Local Politics

Law clerk takes on veteran judge for Court of Appeals seat

Posted May 5, 2010 5:49 p.m. EDT
Updated May 5, 2010 6:31 p.m. EDT

— An election for a seat on the North Carolina Court of Appeals in November will pit a candidate five years out of law school against an incumbent judge with decades of legal experience.

Steven Walker, 30, won 39 percent of the vote in Tuesday's primary, while incumbent Judge Rick Elmore finished second in the four-person race with 29 percent.

"I was just amazed, just amazed to get that percentage of the vote," Walker said.

Since earning his law degree from Campbell University in 2005, he has served as a clerk in the North Carolina Supreme Court. He has no trial experience, but he said none is needed to handle cases on appeal.

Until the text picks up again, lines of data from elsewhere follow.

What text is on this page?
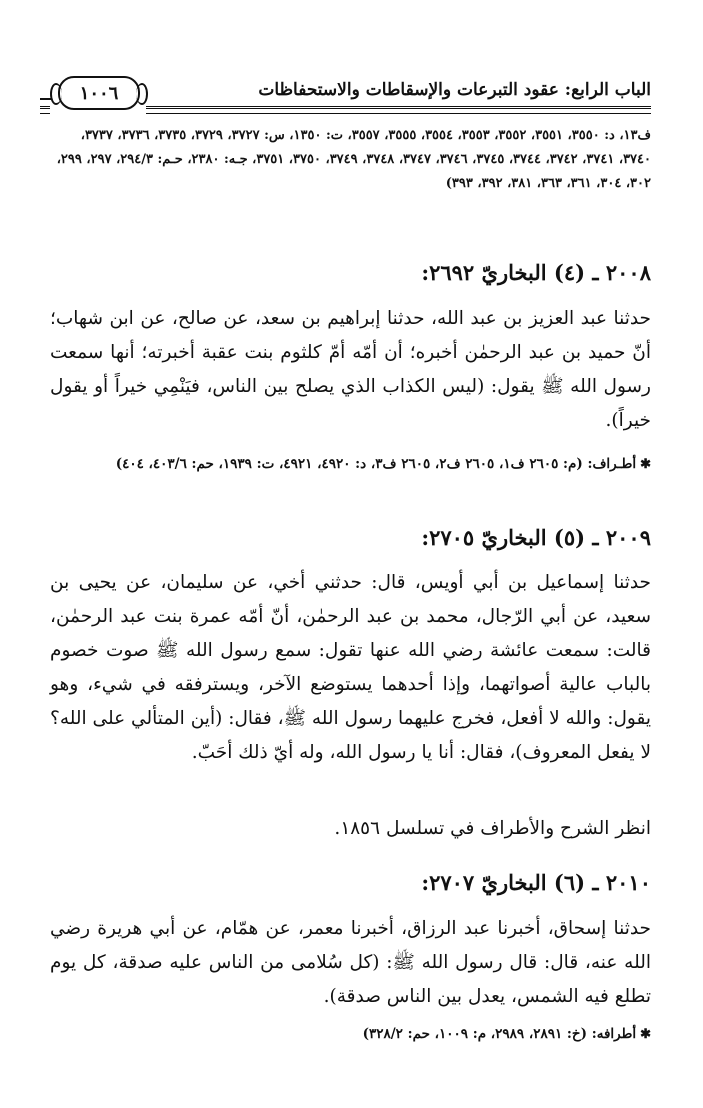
الباب الرابع: عقود التبرعات والإسقاطات والاستحفاظات
١٠٠٦
ف١٣، د: ٣٥٥٠، ٣٥٥١، ٣٥٥٢، ٣٥٥٣، ٣٥٥٤، ٣٥٥٥، ٣٥٥٧، ت: ١٣٥٠، س: ٣٧٢٧، ٣٧٢٩، ٣٧٣٥، ٣٧٣٦، ٣٧٣٧، ٣٧٤٠، ٣٧٤١، ٣٧٤٢، ٣٧٤٤، ٣٧٤٥، ٣٧٤٦، ٣٧٤٧، ٣٧٤٨، ٣٧٤٩، ٣٧٥٠، ٣٧٥١، جـه: ٢٣٨٠، حـم: ٢٩٤/٣، ٢٩٧، ٢٩٩، ٣٠٢، ٣٠٤، ٣٦١، ٣٦٣، ٣٨١، ٣٩٢، ٣٩٣)
٢٠٠٨ ـ (٤) البخاريّ ٢٦٩٢:
حدثنا عبد العزيز بن عبد الله، حدثنا إبراهيم بن سعد، عن صالح، عن ابن شهاب؛ أنّ حميد بن عبد الرحمٰن أخبره؛ أن أمّه أمّ كلثوم بنت عقبة أخبرته؛ أنها سمعت رسول الله ﷺ يقول: (ليس الكذاب الذي يصلح بين الناس، فيَنْمِي خيراً أو يقول خيراً).
✱أطـراف: (م: ٢٦٠٥ ف١، ٢٦٠٥ ف٢، ٢٦٠٥ ف٣، د: ٤٩٢٠، ٤٩٢١، ت: ١٩٣٩، حم: ٤٠٣/٦، ٤٠٤)
٢٠٠٩ ـ (٥) البخاريّ ٢٧٠٥:
حدثنا إسماعيل بن أبي أويس، قال: حدثني أخي، عن سليمان، عن يحيى بن سعيد، عن أبي الرّجال، محمد بن عبد الرحمٰن، أنّ أمّه عمرة بنت عبد الرحمٰن، قالت: سمعت عائشة رضي الله عنها تقول: سمع رسول الله ﷺ صوت خصوم بالباب عالية أصواتهما، وإذا أحدهما يستوضع الآخر، ويسترفقه في شيء، وهو يقول: والله لا أفعل، فخرج عليهما رسول الله ﷺ، فقال: (أين المتألي على الله؟ لا يفعل المعروف)، فقال: أنا يا رسول الله، وله أيّ ذلك أحَبّ.
انظر الشرح والأطراف في تسلسل ١٨٥٦.
٢٠١٠ ـ (٦) البخاريّ ٢٧٠٧:
حدثنا إسحاق، أخبرنا عبد الرزاق، أخبرنا معمر، عن همّام، عن أبي هريرة رضي الله عنه، قال: قال رسول الله ﷺ: (كل سُلامى من الناس عليه صدقة، كل يوم تطلع فيه الشمس، يعدل بين الناس صدقة).
✱أطرافه: (خ: ٢٨٩١، ٢٩٨٩، م: ١٠٠٩، حم: ٣٢٨/٢)
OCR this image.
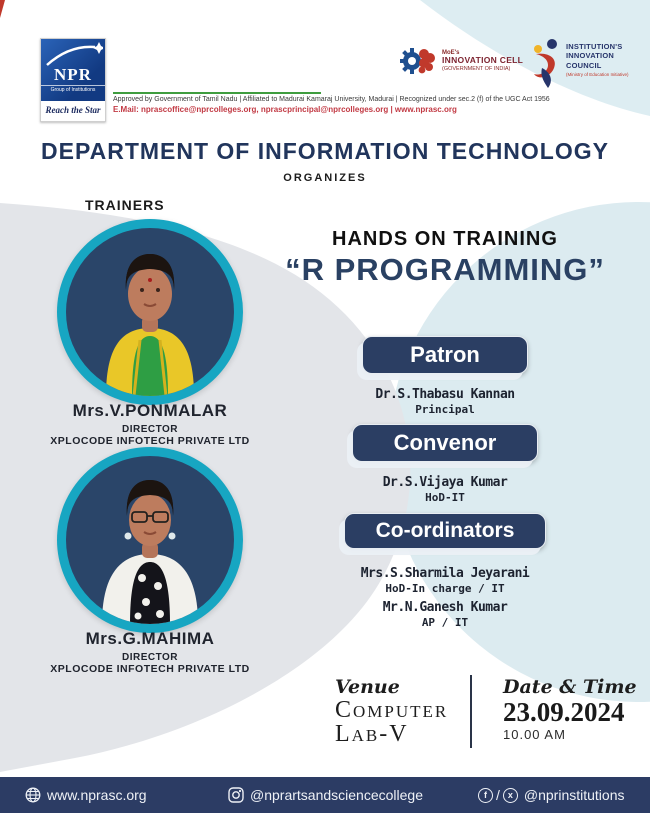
NPR
Group of Institutions
Reach the Star
Approved by Government of Tamil Nadu | Affiliated to Madurai Kamaraj University, Madurai | Recognized under sec.2 (f) of the UGC Act 1956
E.Mail: nprascoffice@nprcolleges.org, nprascprincipal@nprcolleges.org | www.nprasc.org
MoE's
INNOVATION CELL
(GOVERNMENT OF INDIA)
INSTITUTION'S
INNOVATION
COUNCIL
(Ministry of Education Initiative)
DEPARTMENT OF INFORMATION TECHNOLOGY
ORGANIZES
TRAINERS
Mrs.V.PONMALAR
DIRECTOR
XPLOCODE INFOTECH PRIVATE LTD
Mrs.G.MAHIMA
DIRECTOR
XPLOCODE INFOTECH PRIVATE LTD
HANDS ON TRAINING
“R PROGRAMMING”
Patron
Dr.S.Thabasu Kannan
Principal
Convenor
Dr.S.Vijaya Kumar
HoD-IT
Co-ordinators
Mrs.S.Sharmila Jeyarani
HoD-In charge / IT
Mr.N.Ganesh Kumar
AP / IT
Venue
Computer
Lab-V
Date & Time
23.09.2024
10.00 AM
www.nprasc.org	@nprartsandsciencecollege	f / x @nprinstitutions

"I'm doing (as a clerk) what I'd be doing there," he said. "You read the law, you look at the facts of the case, you apply the facts of the case to the law, and then you come to the conclusion that you have."

Elmore has been on the bench since 2002, and he spent two decades practicing law before that. He declined to comment Wednesday on Walker's experience or youth.

"The election of judges in North Carolina is now a significant issue," he said. "Experience and qualifications are lost, even for the serious voters, when several names appear on the ballot with no indication of incumbency or party affiliation. We must move to a fair and politically-balanced commission to qualify judicial candidates for our appellate judges."

Damon Circosta, executive director of the North Carolina Center for Voter Education, said voters sometimes skip judicial races on the ballot or simply mark a name without knowing anything about the candidates.

"Typically what you'll see is people are less familiar with the judicial races than they are, say, the United States Senate," Circosta said.

The State Board of Elections flips the order of candidates on the ballot each election. In the primary, it listed them in reverse alphabetical order, starting with the letter X. That meant Walker's name appeared first.

"His name is at the top of the ballot, and he won fairly handily," Circosta said, adding, "I'm not saying that he wouldn't have won otherwise."

Walker credited his victory to the campaigning he did in recent weeks and the fact that he calls himself a conservative. He said he's hoping for a repeat of the primary results in the general election.

"I would just say look at the quality of the experience more than the quantity of the experience," he said.